By J.J Colao – March 27, 2013

On Deck Capital‘s showdown with Death happened four years ago, when it abruptly lost access to $10 million in credit. An online lender to small businesses, the Manhattan outfit learned in a tense conference call that the hedge fund providing all of its capital was cutting it off in the face of investor redemptions. “It was not lost on us, the irony of losing our own line of credit,” says CEO Noah Breslow, 37.

Until then the recession had actually been a boon. As traditional sources of credit froze for even the healthiest small businesses, On Deck’s unorthodox approach to lending–and steep interest rates–quickly gained traction. The company charges a near-usurious 18% to 36% on 3-to-18-month loans, approving and rejecting applicants in a matter of minutes based on cash flow, online sentiment and public-records data, among other variables. Its loans range from $5,000 to $150,000, with an average of $30,000.
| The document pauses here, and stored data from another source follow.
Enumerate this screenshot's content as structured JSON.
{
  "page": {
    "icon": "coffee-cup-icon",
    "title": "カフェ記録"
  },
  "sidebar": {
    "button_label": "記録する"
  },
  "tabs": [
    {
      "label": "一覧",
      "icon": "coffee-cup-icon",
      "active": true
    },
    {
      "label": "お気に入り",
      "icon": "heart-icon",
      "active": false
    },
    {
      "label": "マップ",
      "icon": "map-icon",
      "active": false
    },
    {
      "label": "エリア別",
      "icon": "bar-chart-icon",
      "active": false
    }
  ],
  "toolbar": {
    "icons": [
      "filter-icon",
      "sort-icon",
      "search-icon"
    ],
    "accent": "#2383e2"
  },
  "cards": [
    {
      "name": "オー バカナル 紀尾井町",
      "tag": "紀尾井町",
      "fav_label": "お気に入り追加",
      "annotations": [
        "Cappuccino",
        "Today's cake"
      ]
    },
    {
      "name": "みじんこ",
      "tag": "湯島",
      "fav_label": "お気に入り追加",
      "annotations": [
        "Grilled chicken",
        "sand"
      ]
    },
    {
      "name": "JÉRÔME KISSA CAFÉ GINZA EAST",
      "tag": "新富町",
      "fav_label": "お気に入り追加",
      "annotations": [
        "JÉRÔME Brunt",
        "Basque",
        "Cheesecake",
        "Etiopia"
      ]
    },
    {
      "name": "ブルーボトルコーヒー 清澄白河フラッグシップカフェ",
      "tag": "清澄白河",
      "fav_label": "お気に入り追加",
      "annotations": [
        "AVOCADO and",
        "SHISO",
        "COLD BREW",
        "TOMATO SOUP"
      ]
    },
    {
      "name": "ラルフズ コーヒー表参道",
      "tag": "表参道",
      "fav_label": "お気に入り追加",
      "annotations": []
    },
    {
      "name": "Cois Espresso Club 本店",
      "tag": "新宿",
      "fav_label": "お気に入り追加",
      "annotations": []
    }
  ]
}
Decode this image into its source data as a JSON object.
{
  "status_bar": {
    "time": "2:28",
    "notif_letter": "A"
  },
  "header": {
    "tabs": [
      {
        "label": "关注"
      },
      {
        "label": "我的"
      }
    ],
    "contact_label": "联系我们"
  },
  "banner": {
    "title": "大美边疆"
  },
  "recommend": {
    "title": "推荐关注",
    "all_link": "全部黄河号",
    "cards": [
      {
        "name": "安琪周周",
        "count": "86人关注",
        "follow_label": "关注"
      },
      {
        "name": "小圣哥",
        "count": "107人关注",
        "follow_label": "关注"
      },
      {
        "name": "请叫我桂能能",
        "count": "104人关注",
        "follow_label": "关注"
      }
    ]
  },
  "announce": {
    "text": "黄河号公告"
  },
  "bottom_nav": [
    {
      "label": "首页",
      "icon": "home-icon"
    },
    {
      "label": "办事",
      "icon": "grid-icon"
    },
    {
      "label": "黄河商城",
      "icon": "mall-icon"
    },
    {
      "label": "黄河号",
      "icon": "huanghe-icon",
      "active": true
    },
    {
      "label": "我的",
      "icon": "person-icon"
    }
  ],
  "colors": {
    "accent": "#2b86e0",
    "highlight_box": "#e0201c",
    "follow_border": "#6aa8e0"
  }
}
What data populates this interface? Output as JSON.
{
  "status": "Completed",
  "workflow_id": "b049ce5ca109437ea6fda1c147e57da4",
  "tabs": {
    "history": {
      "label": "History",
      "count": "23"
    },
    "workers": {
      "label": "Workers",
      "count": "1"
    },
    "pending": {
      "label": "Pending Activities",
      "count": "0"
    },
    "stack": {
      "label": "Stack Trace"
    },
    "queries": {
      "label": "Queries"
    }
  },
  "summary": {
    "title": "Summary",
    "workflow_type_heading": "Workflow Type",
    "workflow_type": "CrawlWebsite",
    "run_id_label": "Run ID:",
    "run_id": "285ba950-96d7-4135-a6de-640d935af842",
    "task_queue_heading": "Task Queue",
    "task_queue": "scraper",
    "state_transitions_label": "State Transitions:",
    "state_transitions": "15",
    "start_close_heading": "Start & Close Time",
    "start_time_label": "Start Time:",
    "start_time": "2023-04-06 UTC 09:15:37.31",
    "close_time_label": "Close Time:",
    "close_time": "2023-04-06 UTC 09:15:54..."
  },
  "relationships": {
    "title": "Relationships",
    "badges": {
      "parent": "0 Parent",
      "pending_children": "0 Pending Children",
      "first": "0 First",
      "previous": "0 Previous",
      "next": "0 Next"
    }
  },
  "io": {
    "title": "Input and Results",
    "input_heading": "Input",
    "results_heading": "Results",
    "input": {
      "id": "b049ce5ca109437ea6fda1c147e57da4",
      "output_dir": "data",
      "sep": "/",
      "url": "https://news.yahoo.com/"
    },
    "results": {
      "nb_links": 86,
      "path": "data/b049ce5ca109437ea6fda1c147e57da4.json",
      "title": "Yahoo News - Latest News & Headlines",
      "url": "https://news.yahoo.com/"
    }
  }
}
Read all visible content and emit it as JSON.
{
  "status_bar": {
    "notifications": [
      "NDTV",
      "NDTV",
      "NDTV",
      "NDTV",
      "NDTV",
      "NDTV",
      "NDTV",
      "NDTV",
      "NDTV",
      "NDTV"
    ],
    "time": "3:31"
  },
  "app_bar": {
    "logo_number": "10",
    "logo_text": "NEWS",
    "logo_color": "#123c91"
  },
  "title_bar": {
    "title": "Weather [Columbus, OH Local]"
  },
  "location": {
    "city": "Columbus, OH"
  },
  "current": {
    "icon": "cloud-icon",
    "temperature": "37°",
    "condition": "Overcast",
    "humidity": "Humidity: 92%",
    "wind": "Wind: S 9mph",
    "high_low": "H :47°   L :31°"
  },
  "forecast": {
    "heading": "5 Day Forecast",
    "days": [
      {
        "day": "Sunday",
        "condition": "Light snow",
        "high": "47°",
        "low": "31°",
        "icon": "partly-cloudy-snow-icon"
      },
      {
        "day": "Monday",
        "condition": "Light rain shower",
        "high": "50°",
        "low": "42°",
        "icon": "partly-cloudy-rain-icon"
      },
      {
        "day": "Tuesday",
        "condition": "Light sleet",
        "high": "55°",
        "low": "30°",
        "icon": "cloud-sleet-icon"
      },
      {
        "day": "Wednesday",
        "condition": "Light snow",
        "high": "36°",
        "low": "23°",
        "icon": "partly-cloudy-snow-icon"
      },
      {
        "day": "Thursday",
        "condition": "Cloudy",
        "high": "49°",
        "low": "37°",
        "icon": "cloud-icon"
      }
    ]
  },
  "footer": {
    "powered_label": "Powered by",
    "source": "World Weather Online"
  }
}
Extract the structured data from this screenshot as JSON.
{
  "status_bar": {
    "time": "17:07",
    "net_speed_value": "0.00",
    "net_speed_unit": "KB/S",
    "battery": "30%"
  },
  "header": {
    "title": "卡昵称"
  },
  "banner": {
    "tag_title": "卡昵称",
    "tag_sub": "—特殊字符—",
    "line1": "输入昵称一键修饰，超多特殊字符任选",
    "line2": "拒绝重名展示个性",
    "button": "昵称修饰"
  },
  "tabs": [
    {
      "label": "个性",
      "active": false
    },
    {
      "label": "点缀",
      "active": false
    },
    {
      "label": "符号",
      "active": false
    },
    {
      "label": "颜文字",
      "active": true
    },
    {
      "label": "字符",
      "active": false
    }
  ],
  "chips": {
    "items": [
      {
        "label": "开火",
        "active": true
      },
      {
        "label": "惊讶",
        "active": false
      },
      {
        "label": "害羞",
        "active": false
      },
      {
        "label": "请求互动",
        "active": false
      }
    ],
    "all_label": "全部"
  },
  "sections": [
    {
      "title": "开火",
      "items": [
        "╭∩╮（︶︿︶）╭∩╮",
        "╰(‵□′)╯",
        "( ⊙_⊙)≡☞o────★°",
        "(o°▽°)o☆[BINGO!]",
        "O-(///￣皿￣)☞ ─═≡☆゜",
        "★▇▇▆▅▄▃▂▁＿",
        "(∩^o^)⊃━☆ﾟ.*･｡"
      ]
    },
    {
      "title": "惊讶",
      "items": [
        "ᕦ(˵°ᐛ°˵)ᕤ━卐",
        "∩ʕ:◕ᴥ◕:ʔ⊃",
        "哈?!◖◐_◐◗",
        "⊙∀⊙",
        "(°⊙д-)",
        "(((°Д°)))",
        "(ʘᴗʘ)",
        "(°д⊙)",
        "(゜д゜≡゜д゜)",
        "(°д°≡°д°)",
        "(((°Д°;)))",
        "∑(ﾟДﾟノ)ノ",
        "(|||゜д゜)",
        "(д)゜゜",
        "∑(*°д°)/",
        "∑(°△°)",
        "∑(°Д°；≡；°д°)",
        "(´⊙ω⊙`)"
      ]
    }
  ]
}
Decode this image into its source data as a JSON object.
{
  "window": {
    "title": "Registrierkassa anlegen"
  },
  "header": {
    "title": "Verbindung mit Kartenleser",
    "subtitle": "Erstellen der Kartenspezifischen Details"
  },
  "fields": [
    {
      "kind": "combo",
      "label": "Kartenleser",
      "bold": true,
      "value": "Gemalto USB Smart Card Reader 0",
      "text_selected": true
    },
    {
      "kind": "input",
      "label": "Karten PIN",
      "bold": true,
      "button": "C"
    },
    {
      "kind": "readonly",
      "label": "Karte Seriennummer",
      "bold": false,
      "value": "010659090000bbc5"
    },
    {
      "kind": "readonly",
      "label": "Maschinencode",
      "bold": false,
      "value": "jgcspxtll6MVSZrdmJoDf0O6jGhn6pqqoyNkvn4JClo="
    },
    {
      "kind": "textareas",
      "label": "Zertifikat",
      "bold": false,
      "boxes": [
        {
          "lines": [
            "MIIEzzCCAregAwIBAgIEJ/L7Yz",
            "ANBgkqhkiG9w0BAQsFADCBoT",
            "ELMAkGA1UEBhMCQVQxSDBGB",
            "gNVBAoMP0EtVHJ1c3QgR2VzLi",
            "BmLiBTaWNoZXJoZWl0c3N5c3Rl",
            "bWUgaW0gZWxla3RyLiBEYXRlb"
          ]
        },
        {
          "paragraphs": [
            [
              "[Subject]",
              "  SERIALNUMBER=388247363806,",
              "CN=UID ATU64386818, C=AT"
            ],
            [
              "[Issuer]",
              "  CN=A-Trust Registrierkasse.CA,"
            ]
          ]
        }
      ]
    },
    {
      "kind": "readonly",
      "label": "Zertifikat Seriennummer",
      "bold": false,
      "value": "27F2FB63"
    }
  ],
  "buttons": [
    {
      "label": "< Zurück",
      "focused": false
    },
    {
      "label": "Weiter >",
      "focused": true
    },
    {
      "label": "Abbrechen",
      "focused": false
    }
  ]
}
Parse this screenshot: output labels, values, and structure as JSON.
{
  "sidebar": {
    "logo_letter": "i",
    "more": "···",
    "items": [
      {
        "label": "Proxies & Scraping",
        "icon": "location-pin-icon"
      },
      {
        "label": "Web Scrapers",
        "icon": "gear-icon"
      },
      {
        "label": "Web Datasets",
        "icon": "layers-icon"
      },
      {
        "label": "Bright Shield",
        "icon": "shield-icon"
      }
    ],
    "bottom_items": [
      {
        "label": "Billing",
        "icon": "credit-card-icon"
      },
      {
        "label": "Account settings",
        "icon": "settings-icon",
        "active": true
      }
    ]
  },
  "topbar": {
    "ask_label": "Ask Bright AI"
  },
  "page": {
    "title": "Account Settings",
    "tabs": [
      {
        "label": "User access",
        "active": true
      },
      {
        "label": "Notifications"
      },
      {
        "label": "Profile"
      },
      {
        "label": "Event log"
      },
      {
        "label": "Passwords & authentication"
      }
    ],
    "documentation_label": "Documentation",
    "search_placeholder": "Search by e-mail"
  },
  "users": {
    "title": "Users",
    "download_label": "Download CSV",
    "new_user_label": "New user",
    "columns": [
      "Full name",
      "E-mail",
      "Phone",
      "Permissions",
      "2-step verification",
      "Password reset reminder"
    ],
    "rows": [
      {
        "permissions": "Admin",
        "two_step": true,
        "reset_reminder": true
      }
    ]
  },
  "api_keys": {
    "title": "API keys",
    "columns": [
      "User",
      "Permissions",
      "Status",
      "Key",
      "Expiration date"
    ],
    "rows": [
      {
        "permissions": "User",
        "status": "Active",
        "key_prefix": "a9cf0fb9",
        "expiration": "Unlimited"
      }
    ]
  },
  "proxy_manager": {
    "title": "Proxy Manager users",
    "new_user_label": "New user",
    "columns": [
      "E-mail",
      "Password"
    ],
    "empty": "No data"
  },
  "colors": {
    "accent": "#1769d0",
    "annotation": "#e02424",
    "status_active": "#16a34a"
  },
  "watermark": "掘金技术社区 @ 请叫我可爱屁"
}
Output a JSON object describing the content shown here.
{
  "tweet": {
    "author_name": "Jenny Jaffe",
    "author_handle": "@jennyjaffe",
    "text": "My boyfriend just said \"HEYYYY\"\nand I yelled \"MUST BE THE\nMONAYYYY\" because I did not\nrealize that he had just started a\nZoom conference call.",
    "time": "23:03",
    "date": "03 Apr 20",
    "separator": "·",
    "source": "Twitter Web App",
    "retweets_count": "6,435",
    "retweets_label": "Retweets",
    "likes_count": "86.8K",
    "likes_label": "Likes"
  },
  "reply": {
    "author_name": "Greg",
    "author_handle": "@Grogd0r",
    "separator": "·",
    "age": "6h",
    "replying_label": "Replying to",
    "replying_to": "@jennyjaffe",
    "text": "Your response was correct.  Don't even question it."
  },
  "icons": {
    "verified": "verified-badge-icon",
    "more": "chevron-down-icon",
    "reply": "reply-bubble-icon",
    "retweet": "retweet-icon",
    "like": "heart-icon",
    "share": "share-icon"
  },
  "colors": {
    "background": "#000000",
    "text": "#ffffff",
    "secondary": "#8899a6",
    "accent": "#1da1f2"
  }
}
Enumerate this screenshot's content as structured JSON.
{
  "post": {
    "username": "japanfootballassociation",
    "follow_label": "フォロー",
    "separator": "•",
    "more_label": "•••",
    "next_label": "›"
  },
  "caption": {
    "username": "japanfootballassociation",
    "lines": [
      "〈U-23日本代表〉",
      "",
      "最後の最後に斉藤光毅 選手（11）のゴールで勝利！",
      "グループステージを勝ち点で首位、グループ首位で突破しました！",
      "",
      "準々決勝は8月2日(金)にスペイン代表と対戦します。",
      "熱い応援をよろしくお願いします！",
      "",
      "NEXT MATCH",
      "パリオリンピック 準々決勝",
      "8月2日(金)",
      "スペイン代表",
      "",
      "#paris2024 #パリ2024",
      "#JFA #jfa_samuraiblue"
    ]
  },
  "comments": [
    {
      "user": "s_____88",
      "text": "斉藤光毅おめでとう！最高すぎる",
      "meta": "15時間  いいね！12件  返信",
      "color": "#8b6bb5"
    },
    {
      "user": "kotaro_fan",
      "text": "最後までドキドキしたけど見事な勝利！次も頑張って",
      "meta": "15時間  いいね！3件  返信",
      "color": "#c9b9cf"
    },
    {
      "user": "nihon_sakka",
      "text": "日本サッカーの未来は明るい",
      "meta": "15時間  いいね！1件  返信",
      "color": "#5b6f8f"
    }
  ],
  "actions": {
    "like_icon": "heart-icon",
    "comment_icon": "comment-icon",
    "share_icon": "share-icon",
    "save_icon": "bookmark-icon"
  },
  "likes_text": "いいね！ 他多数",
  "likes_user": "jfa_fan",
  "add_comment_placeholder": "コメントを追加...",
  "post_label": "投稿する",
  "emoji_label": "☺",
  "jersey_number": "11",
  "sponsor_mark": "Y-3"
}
Since launching in 2007 On Deck has lent $400 million. Following the hedge fund calamity, it survived by laying off 6 of 30 employees, raising $6 million in equity funding and cutting loan volume by half. Piecing together lines of credit from small hedge funds and asset managers, it has grown at a torrid pace since–116% compound annual revenue growth–and had a small loss last year on $37 million in sales.